A ce moment, le nain parla à nouveau. Hurlant pour se faire entendre, il offrit sa hache aux regards.

"-Je suis Istam Thirzuntîr, et je nomme cette arme Kodorùtost Ibruk-Magak Udil !"

Le silence le plus complet suivi ces mots. Puis, un nain cria, bientôt suivi par d'autres.

"-Istam !

-Istam !

-Istam !

-ISTAM ! ISTAM ! ISTAM !

L'acclamation devint une rumeur qui se propagea dans toute la ville. La rumeur se changea en cyclone, et ce furent des milliers de gorges qui criaient le nom du nouvel arrivant. Alors que tous se réjouissait de la présence d'un talent aussi grand parmi eux, Sodel vit des larmes couler du visage d'Istam Thirzuntîr, le nouveau Maitre forgeron de Cornedebouc.
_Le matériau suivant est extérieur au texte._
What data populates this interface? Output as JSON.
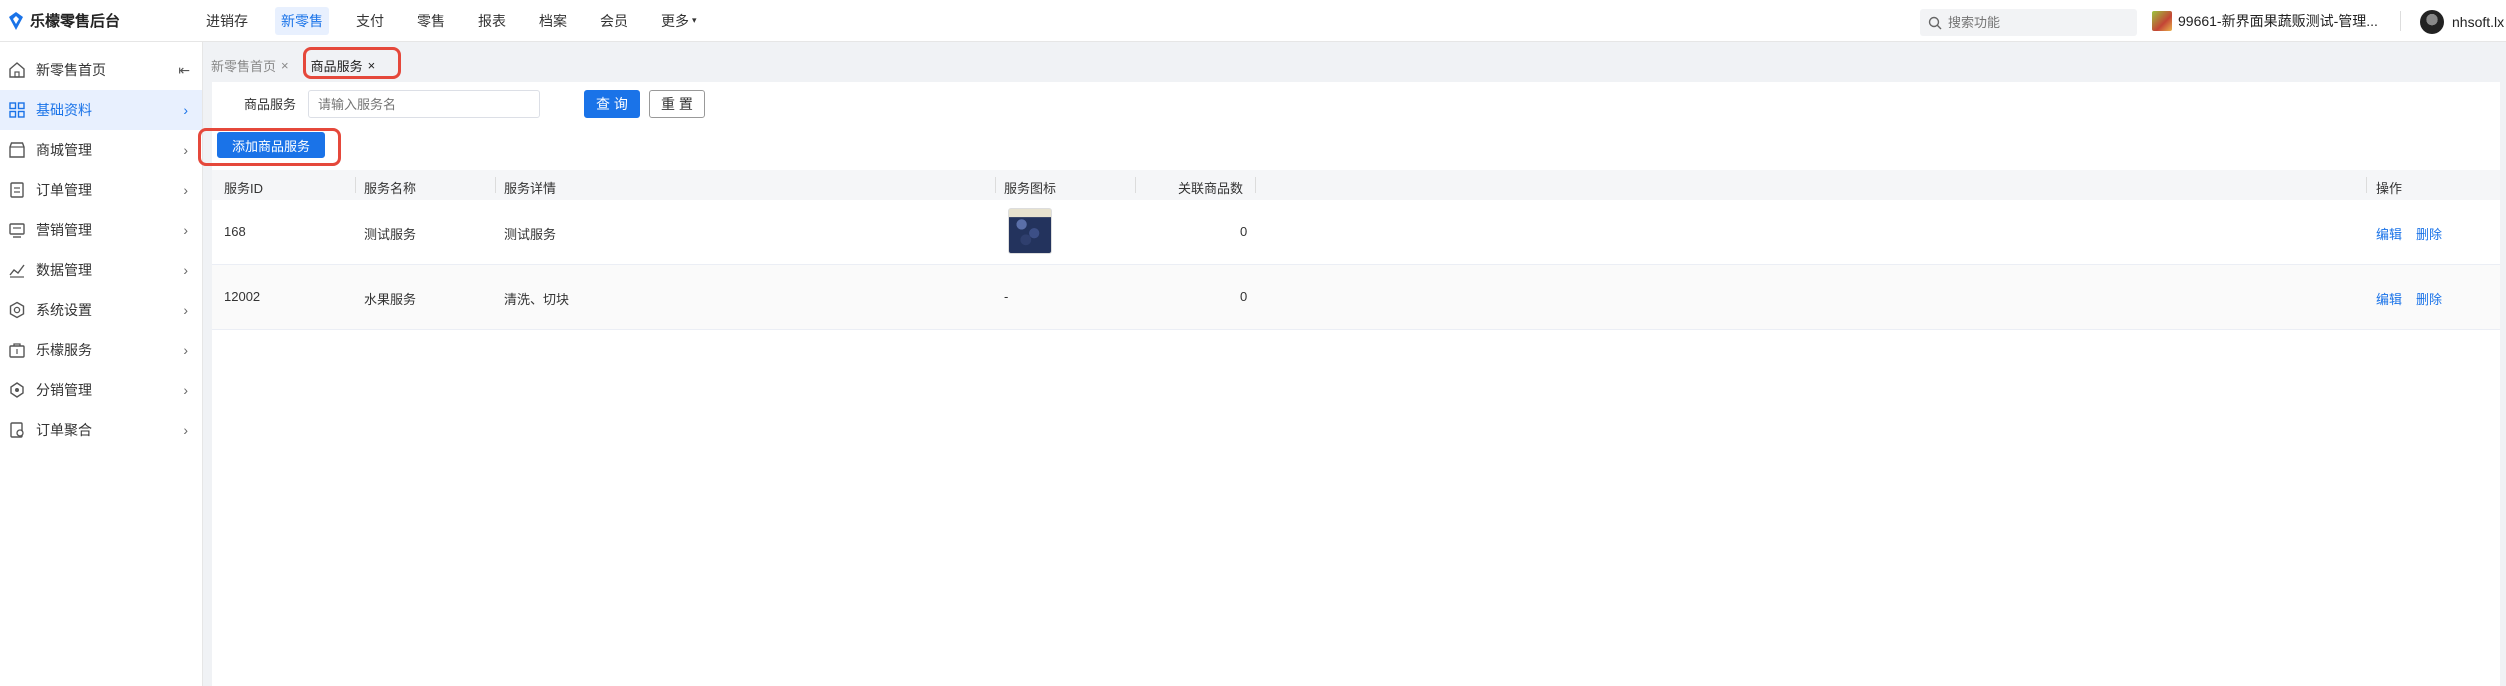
{
  "app": {
    "title": "乐檬零售后台"
  },
  "topnav": {
    "items": [
      "进销存",
      "新零售",
      "支付",
      "零售",
      "报表",
      "档案",
      "会员"
    ],
    "more": "更多"
  },
  "search": {
    "placeholder": "搜索功能"
  },
  "store": {
    "name": "99661-新界面果蔬贩测试-管理..."
  },
  "user": {
    "name": "nhsoft.lx"
  },
  "sidebar": {
    "items": [
      {
        "label": "新零售首页",
        "icon": "home-icon"
      },
      {
        "label": "基础资料",
        "icon": "grid-icon"
      },
      {
        "label": "商城管理",
        "icon": "store-icon"
      },
      {
        "label": "订单管理",
        "icon": "order-icon"
      },
      {
        "label": "营销管理",
        "icon": "marketing-icon"
      },
      {
        "label": "数据管理",
        "icon": "chart-icon"
      },
      {
        "label": "系统设置",
        "icon": "settings-icon"
      },
      {
        "label": "乐檬服务",
        "icon": "service-icon"
      },
      {
        "label": "分销管理",
        "icon": "distribution-icon"
      },
      {
        "label": "订单聚合",
        "icon": "aggregate-icon"
      }
    ]
  },
  "tabs": [
    {
      "label": "新零售首页"
    },
    {
      "label": "商品服务"
    }
  ],
  "filter": {
    "label": "商品服务",
    "placeholder": "请输入服务名",
    "query_button": "查 询",
    "reset_button": "重 置"
  },
  "add_button": "添加商品服务",
  "table": {
    "headers": [
      "服务ID",
      "服务名称",
      "服务详情",
      "服务图标",
      "关联商品数",
      "操作"
    ],
    "rows": [
      {
        "id": "168",
        "name": "测试服务",
        "detail": "测试服务",
        "icon": "[image]",
        "count": "0"
      },
      {
        "id": "12002",
        "name": "水果服务",
        "detail": "清洗、切块",
        "icon": "-",
        "count": "0"
      }
    ],
    "actions": {
      "edit": "编辑",
      "delete": "删除"
    }
  },
  "colors": {
    "primary": "#1a73e8",
    "highlight": "#e5483b"
  }
}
- - - - - - - - - - - - - - - - - - - - -

Voilà, c'était un fell mood. Je me suis senti fou et ai ajouté un duel, désolé si c'est ennuyeux.

Alors Alex, ton verdict ?

Message édité le 15 novembre 2015 à 23:00:13 par [Usul]
TheCody
TheCody
Niveau 20
15 novembre 2015 à 23:00:07

:snif2:

Kait
Kait
Niveau 10
15 novembre 2015 à 23:51:49

O
M
G
:ouch:

C'est absolument génial ! :cute: Tout cela n'était qu'une secretive mood :ouch:

Je ne sais que dire, je suis abasourdi. C'est un coup de maitre.
Du coup, je vais relire tout tes chapitres pour en saisir toutes les subtilités.

[Usul]
[Usul]
Niveau 10
15 novembre 2015 à 23:59:12

Fell mood, en fait. Il y a une légère différence, notamment au niveau du déclenchement et des matériaux.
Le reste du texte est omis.